CAMEL’s HAIR (τρίχες καμήλου). The longer hair of a camel from the neck and region of the hump, used esp. for weaving.

Mentioned only in the Bible as the material of the outer garment of John the Baptist (Matt 3:4; Mark 1:6), camel’s hair cloth can be a relatively expensive woven material. Since Jesus contrasted John’s attire with the “soft raiment” of noblemen (Matt 11:8; cf. a similar contrast in Jos. War I. 24. 3), some think that John’s hairy mantle may have been of dressed camel’s skin.

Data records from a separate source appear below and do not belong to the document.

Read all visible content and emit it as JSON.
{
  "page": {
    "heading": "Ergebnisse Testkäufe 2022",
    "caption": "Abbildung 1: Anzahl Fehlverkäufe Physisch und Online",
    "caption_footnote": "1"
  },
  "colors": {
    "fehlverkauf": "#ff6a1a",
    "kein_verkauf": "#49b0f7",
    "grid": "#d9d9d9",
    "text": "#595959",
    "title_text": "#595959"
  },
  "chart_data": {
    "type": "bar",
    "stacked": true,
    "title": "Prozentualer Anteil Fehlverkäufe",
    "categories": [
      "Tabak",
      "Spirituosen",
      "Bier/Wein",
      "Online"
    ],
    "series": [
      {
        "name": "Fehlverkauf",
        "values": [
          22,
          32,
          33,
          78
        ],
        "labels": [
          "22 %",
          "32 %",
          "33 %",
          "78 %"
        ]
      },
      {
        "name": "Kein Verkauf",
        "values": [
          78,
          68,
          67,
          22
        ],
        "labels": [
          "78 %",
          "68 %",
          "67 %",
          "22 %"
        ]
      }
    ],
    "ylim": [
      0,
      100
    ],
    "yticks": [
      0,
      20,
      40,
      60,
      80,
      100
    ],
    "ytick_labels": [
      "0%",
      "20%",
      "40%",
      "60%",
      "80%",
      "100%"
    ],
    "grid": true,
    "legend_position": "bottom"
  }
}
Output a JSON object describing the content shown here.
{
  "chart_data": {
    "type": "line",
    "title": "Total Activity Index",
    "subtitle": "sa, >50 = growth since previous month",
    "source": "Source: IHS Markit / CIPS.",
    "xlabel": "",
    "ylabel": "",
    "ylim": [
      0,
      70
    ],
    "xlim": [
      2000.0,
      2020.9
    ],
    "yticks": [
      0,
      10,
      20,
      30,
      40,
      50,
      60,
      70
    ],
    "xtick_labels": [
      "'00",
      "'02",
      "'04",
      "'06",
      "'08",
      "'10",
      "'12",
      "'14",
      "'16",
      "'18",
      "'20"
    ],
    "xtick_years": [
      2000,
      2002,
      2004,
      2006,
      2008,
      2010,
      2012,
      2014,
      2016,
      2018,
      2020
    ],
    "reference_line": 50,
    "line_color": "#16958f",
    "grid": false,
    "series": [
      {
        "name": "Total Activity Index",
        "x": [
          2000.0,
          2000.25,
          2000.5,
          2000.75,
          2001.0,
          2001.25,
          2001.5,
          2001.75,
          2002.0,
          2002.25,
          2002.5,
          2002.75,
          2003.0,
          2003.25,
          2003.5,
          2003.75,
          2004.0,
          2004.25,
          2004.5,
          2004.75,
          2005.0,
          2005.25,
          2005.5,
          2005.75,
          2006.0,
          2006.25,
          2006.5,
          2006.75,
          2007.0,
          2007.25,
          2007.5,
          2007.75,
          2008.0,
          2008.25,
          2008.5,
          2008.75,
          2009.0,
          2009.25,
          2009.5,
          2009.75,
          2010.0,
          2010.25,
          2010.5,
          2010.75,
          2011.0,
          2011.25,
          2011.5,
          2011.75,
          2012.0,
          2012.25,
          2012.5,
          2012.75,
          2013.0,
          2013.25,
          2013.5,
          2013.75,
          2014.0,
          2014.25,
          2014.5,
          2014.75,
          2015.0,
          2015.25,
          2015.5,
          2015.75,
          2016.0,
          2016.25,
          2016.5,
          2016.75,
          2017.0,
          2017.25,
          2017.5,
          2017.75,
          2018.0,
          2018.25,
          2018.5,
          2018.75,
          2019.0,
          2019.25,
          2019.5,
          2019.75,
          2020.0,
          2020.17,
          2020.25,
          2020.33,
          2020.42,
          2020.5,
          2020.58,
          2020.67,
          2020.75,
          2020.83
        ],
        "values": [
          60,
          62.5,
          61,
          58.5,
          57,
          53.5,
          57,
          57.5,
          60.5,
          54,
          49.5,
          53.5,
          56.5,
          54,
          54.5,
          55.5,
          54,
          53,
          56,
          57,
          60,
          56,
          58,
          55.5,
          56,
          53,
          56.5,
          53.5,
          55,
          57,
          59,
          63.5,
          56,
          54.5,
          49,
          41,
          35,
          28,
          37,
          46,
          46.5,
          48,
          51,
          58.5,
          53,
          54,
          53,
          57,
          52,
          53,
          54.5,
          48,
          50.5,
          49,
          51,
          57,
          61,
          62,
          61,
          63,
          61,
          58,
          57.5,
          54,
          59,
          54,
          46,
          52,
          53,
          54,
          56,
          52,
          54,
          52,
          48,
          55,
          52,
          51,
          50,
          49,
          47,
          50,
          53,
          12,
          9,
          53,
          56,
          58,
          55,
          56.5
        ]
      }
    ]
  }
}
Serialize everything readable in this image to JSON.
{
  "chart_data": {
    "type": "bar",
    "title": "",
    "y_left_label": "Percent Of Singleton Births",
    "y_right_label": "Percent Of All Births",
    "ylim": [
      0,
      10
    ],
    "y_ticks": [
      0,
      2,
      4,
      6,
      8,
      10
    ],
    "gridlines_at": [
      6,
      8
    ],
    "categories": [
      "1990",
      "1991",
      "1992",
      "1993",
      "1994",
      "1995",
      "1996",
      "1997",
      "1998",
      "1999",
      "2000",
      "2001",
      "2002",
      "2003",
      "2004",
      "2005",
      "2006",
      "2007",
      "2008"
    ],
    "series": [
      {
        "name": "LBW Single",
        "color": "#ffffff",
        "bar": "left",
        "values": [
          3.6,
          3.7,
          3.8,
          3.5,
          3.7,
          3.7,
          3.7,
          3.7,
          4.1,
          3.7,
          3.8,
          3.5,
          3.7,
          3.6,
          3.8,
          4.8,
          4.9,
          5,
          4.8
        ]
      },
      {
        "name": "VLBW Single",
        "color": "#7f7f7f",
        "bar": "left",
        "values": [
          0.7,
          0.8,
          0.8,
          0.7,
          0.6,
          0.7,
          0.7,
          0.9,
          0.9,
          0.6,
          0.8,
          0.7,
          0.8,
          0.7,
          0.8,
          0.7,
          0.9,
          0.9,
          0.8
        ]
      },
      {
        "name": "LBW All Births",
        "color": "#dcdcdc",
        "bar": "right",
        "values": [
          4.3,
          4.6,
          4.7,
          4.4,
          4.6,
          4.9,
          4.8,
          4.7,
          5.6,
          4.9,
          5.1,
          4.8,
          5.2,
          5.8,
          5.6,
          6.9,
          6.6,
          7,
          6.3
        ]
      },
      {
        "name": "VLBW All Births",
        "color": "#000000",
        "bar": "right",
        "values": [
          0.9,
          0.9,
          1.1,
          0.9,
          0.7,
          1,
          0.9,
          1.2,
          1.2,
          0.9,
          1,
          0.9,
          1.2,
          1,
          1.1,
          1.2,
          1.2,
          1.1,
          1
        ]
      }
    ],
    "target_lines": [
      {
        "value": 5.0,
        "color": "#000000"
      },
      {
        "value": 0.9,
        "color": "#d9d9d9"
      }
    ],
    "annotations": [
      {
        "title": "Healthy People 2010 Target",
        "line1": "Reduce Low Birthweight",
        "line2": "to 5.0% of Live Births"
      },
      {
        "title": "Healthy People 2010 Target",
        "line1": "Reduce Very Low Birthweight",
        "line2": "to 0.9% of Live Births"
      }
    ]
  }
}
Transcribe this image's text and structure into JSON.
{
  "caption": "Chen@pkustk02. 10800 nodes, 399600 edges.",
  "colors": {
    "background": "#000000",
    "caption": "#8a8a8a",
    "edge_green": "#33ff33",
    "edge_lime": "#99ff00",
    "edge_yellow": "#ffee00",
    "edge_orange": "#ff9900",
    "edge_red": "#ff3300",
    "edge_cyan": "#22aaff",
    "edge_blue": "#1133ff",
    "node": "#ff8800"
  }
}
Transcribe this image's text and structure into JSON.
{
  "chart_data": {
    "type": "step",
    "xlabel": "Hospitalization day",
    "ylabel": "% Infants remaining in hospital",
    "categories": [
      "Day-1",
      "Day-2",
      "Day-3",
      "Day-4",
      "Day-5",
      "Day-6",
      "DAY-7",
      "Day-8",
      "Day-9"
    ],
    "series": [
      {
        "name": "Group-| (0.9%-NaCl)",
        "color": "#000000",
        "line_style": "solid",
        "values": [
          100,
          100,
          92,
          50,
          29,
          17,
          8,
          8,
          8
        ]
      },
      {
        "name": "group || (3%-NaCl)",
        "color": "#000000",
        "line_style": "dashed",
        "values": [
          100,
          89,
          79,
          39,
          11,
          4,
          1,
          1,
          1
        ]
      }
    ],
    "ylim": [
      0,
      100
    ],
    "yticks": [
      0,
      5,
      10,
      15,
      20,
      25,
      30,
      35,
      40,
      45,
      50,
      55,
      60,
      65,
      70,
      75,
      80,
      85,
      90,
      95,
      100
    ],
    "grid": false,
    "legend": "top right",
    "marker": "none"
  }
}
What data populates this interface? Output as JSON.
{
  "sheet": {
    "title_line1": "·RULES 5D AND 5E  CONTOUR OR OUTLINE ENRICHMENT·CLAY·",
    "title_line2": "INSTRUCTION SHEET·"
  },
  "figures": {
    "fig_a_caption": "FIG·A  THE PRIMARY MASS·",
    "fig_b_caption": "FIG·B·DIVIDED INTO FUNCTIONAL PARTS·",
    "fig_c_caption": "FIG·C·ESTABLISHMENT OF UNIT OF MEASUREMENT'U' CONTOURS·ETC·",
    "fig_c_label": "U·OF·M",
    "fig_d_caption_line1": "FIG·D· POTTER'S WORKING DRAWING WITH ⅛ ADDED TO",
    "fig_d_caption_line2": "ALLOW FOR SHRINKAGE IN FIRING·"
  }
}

On the other hand, a scratchy cloak (Arab. ‘abâ’) of camel’s hair is still worn by desert Bedouin. A “hairy mantle” was a mark of a prophet (Zech 13:4); and Elijah, of whom John was the successor (Matt 11:13, 14; 17:10-13), wore a garment of haircloth as well as a leather girdle (2 Kings 1:8). The longer, woolly hair of a camel can easily be pulled away in tufts from the skin as warmer spring weather comes, and is woven into cloth for tents and coats.

Article 2

CAMEL’S HAIR. Mentioned only in Matt.3.4 and Mark.1.6, where we are told that John the Baptist wore a garment of camel’s hair. It is probable, however, that this was not a garment made of the relatively expensive woven camel’s hair, but of dressed camel’s skin. Such garments are still used in the Near East. Some think that Elijah’s mantle was made of camel’s hair (2Kgs.1.8; cf. Zech.13.4).

Article 3

In Mt 3:4 and Mr 1:6 the description of John’s raiment is explicit to the extent of telling the kind of hair of which his raiment was made. It is probable that his garment was made of a tawed camel skin, for the more expensive woven camel’s hair garment would not be in keeping with the rest of the description. It is still common among the poor in some parts of Syria, when a camel or other animal dies, to remove its skin and, after treating the inner surface to stop decomposition, to make it up into various domestic articles. The writer once saw a peasant dragging a skin along the road which proved to be that of a donkey which had just died on the route. His intention was probably to make it up into a cloak. Some believe that Elijah’s mantle was of camel’s hair (2Ki 1:8; compare Zec 13:4). Of that we cannot be sure, for in the East today the hairy garment is usually goat’s hair or wool either woven or still clinging to the skin. It was much more likely to have been one of these latter. See SHEEP. Camel’s hair, when woven into fabrics, as in rugs, makes an article of even softer and more glossy texture than wool.